Dr. William Lane Craig's four arguments, plus his fifth, self confessed non-argument, fail in these ways:

  1. Claiming that God is the best answer for the origin of the universe suffers from at least two fatal flaws:
    • it presupposes an entity that itself has to have a "somewhere" as a platform in which to exist and from which to cause the universe's existence. This raises the question of where did God and his "somewhere" come from - a classic infinite regress problem. If you claim he doesn't need to be created, then that's special pleading - the universe does need creating, and God does not;
    • it postulates more than is needed to explain existence. Assuming the extra added term "God" is a violation of Occam's razor. It does not clarify or simplify the solution.
  2. The apparent complex order in the universe is a misunderstanding of physics, chemistry and biology. The universe looks the way we would expect it if it were not designed by an intelligent agent. What we observe to be our universe appears to have emerged from a small, hot, dense mass 13.7 billion years ago. The formation of elements, stars, galaxies, planets, complex molecules and life itself follow predictable patterns. We don't know where the universe came from with certainty, and we don't know how complex molecules came together to result in the simplest living things, but all signs are that this is within our reach. These gaps in our knowledge are not wide enough that they require shoe-horning a conjectural super being into the picture to explain things. We exist in a universe like this precisely because we can exist here. That is not a miracle. It would be a miracle if the "fine-tuning" indicated that we could not exist. Then you'd have something!.

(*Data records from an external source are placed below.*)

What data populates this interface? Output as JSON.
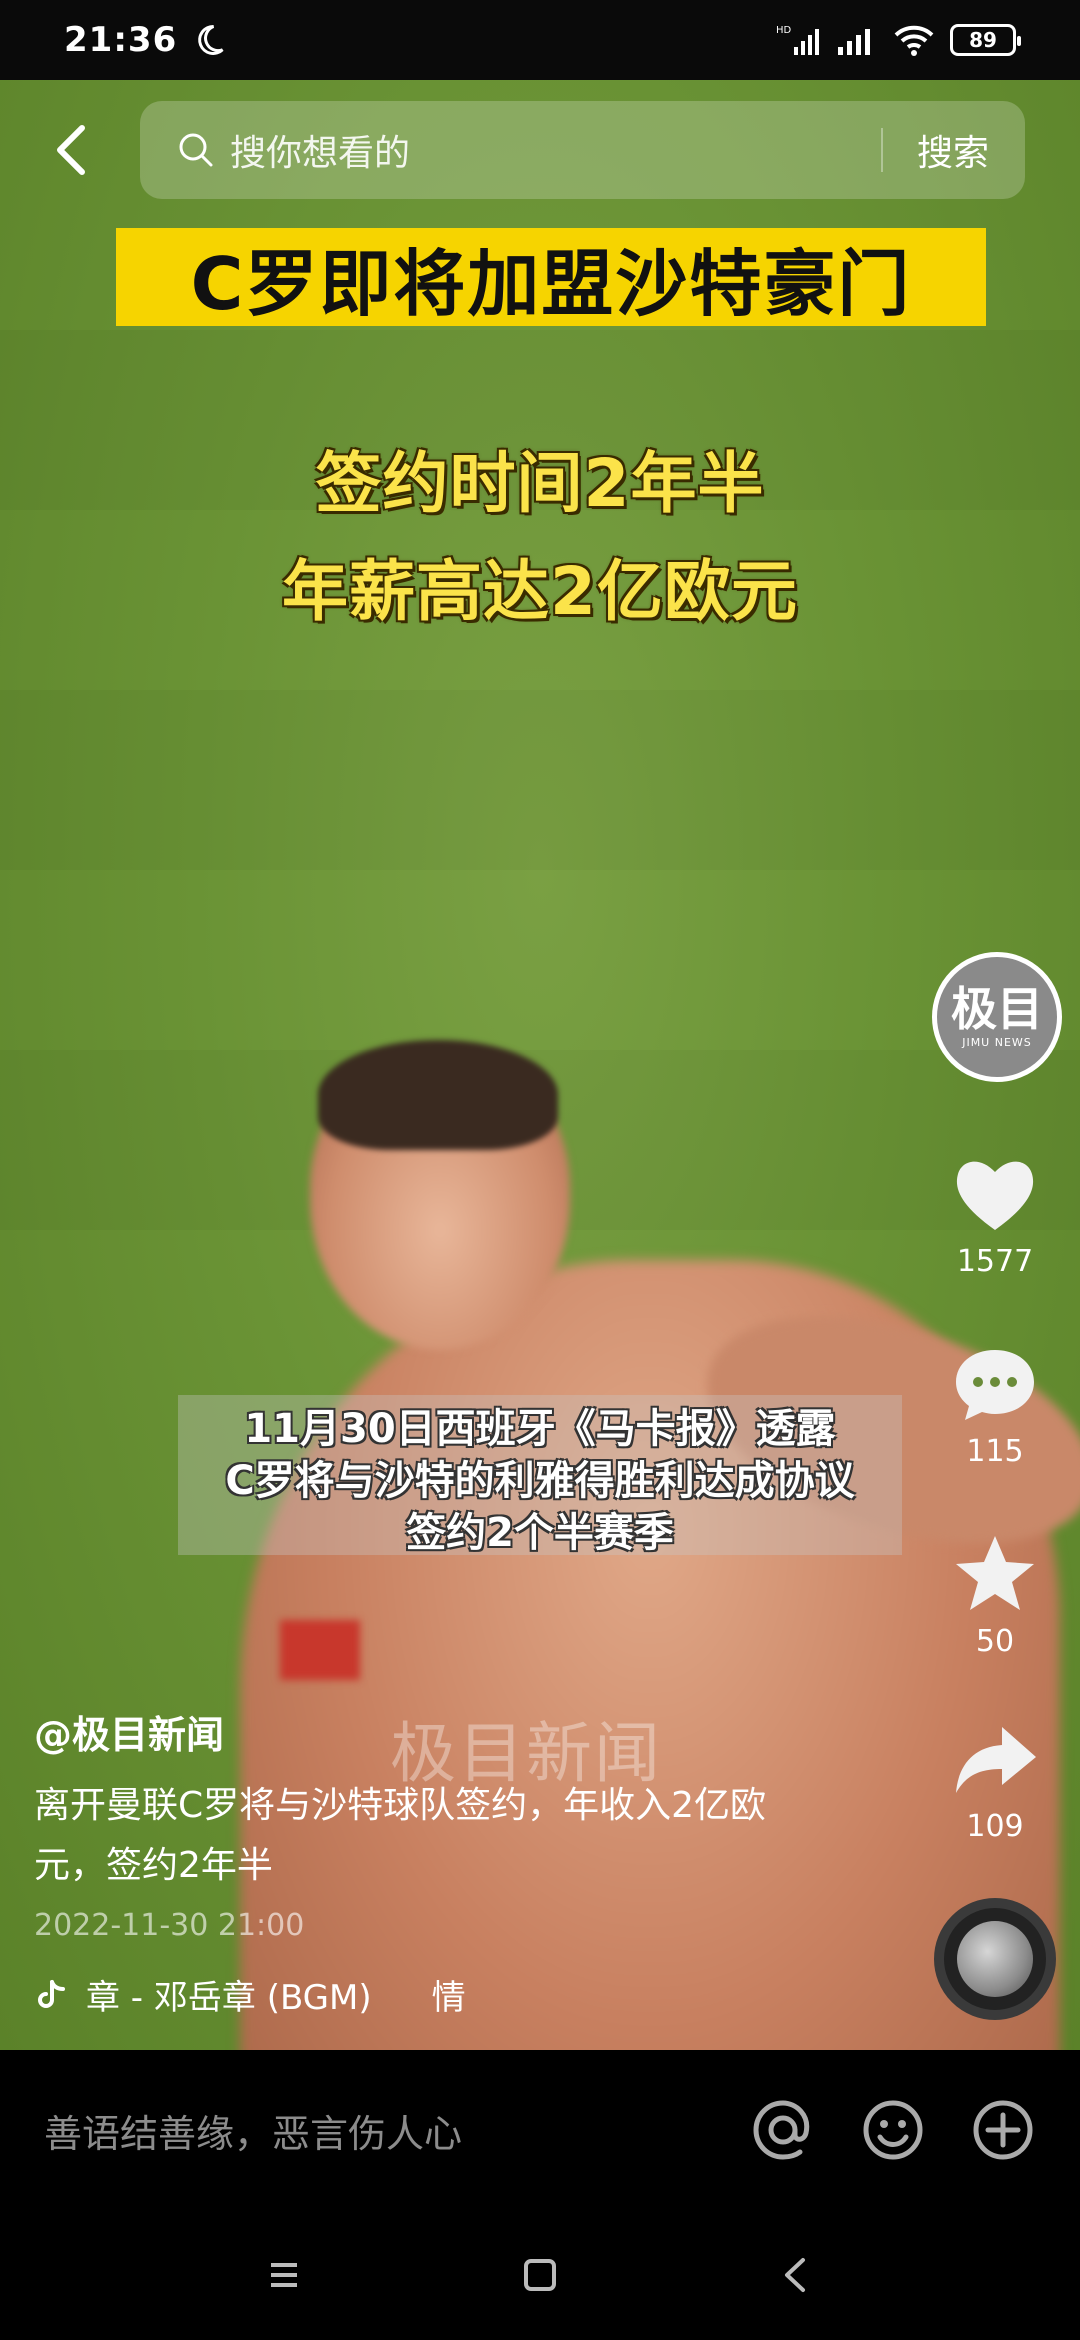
{
  "status_bar": {
    "time": "21:36",
    "battery": "89",
    "network_label": "HD"
  },
  "search": {
    "placeholder": "搜你想看的",
    "button": "搜索"
  },
  "video": {
    "headline": "C罗即将加盟沙特豪门",
    "sub_line_1": "签约时间2年半",
    "sub_line_2": "年薪高达2亿欧元",
    "caption_line_1": "11月30日西班牙《马卡报》透露",
    "caption_line_2": "C罗将与沙特的利雅得胜利达成协议",
    "caption_line_3": "签约2个半赛季",
    "watermark": "极目新闻"
  },
  "account": {
    "avatar_text": "极目",
    "avatar_sub": "JIMU NEWS"
  },
  "actions": {
    "likes": "1577",
    "comments": "115",
    "favorites": "50",
    "shares": "109"
  },
  "post": {
    "author": "@极目新闻",
    "description": "离开曼联C罗将与沙特球队签约，年收入2亿欧元，签约2年半",
    "date": "2022-11-30 21:00",
    "music": "章 - 邓岳章 (BGM)",
    "music_extra": "情"
  },
  "comment_bar": {
    "placeholder": "善语结善缘，恶言伤人心"
  },
  "colors": {
    "headline_bg": "#f6d400",
    "subtitle_text": "#fbe34a",
    "field_green": "#6a9335"
  }
}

  3. Objective moral values in the world ... is a non-argument, an appeal to emotions. We feel joy and repulsion, and they indicate to us individually that something must be inherently good or bad. Dr. Craig never indicates what the standard of objectivity is, nor how we could determine how that objective standard applied in all cases in the timeframe in which it might be in force.

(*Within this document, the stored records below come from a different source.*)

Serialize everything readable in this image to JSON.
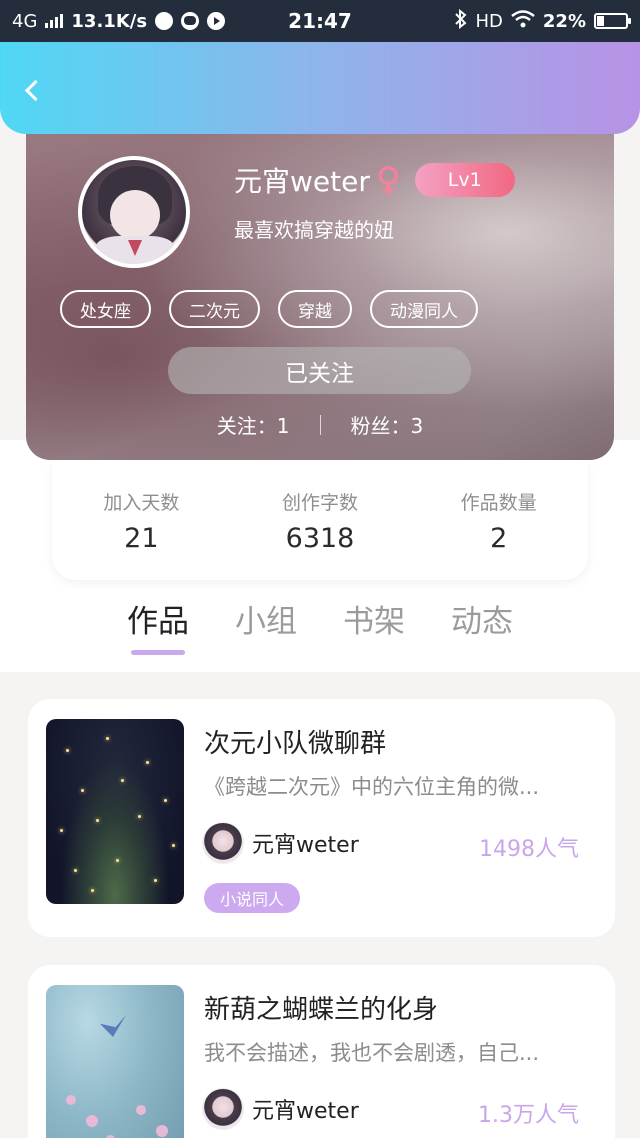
{
  "status_bar": {
    "network": "4G",
    "speed": "13.1K/s",
    "time": "21:47",
    "hd": "HD",
    "battery": "22%",
    "icons": [
      "signal-icon",
      "browser-icon",
      "message-icon",
      "play-icon",
      "bluetooth-icon",
      "wifi-icon",
      "battery-icon"
    ]
  },
  "header": {
    "back_icon": "chevron-left-icon"
  },
  "profile": {
    "username": "元宵weter",
    "gender_symbol": "♀",
    "level": "Lv1",
    "bio": "最喜欢搞穿越的妞",
    "tags": [
      "处女座",
      "二次元",
      "穿越",
      "动漫同人"
    ],
    "follow_button": "已关注",
    "following": "关注：1",
    "followers": "粉丝：3"
  },
  "stats": [
    {
      "label": "加入天数",
      "value": "21"
    },
    {
      "label": "创作字数",
      "value": "6318"
    },
    {
      "label": "作品数量",
      "value": "2"
    }
  ],
  "tabs": [
    "作品",
    "小组",
    "书架",
    "动态"
  ],
  "active_tab": "作品",
  "works": [
    {
      "title": "次元小队微聊群",
      "desc": "《跨越二次元》中的六位主角的微...",
      "author": "元宵weter",
      "popularity": "1498人气",
      "tag": "小说同人"
    },
    {
      "title": "新葫之蝴蝶兰的化身",
      "desc": "我不会描述，我也不会剧透，自己...",
      "author": "元宵weter",
      "popularity": "1.3万人气"
    }
  ],
  "colors": {
    "accent": "#cdaaf0",
    "gradient_start": "#4fd8f4",
    "gradient_end": "#b892e6",
    "status_bar": "#232d3c"
  }
}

  4. The historical facts concerning the life, death, and resurrection of Jesus ... is one of the weakest "real" arguments that he makes, but is one that has a lot of emotional appeal to believers - it's the basis for Christianity. Without it, Christianity is a philosophical framework, not an inerrant record of miraculous & existential importance. No record of Jesus first 30 years exists, nor is implied to have ever existed. His life, works, death and resurrection were not important enough to warrant mention for at least twenty years after his death, and then were mentioned first by a man - Paul - who had a track record of using and misusing influence. Paul made the claims he did based on revelation, not on oral legend or personal observation. Not compelling at all. Mark, Matthew, Luke, John and the other John all followed suit years and decades after Paul's personal revelations about a subject he wasn't personally privy to. This is an extraordinarily weak association between the final product (the New Testament) and the purported events it is based on.
  5. Dr. Craig himself notes that his "personal experience of God" argument is not an argument at all, so it's not worth rebutting. Nice feint!

I'll look over Dr. Pigliucci's Opening statement next.